Hom ring of any ideal of any integral domain is commutative?

Question

Let $R$ be an integral domain (a commutative ring with unity without non-zero zero divisor) ; $I$ be an ideal of $R$ , so that $I$ is an $R$-module . Let $f,g : I \to I$ be any two $R$-module homomorphisms . Then is it true that $f \circ g = g\circ f $ ? I have no idea where to start ; and I have no intuition as to the validity of the statement . Please help . Thanks in advance

Answer 1

Lemma: in the context above, $fg(y)=gf(y)$ for all $y\in I^2$.

Proof: Let $i,j\in I$. Then $(fg-gf)(ij)=fg(ij)-gf(ij)=f(g(i)j)-g(if(j))=f(j)g(i)-f(j)g(i)=0$. Since this holds for all $i,j$, it holds for all elements of $I^2$.
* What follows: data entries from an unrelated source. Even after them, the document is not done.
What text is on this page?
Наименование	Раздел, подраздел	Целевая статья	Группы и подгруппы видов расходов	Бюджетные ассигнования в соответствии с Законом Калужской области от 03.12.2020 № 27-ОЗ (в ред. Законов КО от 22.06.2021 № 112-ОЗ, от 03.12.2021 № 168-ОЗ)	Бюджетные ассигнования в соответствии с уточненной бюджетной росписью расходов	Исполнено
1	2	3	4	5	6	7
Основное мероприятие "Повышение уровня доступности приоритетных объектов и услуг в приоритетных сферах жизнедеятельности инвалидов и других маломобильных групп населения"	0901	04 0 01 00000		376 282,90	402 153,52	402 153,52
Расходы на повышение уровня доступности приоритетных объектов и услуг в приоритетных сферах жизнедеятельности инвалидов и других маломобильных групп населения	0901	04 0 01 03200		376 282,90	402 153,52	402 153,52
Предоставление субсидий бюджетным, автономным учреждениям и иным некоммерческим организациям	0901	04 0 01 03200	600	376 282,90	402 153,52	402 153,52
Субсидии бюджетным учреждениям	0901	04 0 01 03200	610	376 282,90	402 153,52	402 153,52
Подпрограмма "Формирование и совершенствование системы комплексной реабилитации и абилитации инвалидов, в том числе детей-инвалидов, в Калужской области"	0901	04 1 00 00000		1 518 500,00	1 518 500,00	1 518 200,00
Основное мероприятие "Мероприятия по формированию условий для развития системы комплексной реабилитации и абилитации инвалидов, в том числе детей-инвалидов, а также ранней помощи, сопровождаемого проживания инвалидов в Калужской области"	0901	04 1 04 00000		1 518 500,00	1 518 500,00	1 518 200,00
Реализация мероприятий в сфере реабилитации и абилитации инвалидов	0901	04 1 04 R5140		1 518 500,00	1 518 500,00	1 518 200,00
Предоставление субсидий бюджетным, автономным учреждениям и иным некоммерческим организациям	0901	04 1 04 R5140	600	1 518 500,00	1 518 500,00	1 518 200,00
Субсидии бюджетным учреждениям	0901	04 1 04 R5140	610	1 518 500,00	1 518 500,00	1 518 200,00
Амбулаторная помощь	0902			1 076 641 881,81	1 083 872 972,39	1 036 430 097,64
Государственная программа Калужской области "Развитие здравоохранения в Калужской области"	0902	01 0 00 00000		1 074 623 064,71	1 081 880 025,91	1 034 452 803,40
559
Notice that the above holds for any commutative ring $R$.

Proof of your problem:

Suppose $(fg-gf)(x)=z\neq 0$ for some $x\in I$. Then $(fg-gf)(x^2)=(fg-gf)(x)x=zx\neq 0$ also. But by the lemma we know this cannot be the case since $x^2\in I^2$.

Now actually I remember the version of this question I solved long ago:

Proposition: Let $I$ be an ideal of a commutative ring $R$ such that $I$ contains a regular element $r$ (that is, $r$ isn't a zero divisor.) Then $End(I_R)$ is commutative.

The proof is the same, except that when you arrive at "Suppose $(fg-gf)(x)=z\neq 0$ for some $x\in I$", you take your special regular element $r\in I$ and say that "$(fg-gf)(xr)=(fg-gf)(x)r=zr\neq 0$, a contradiction."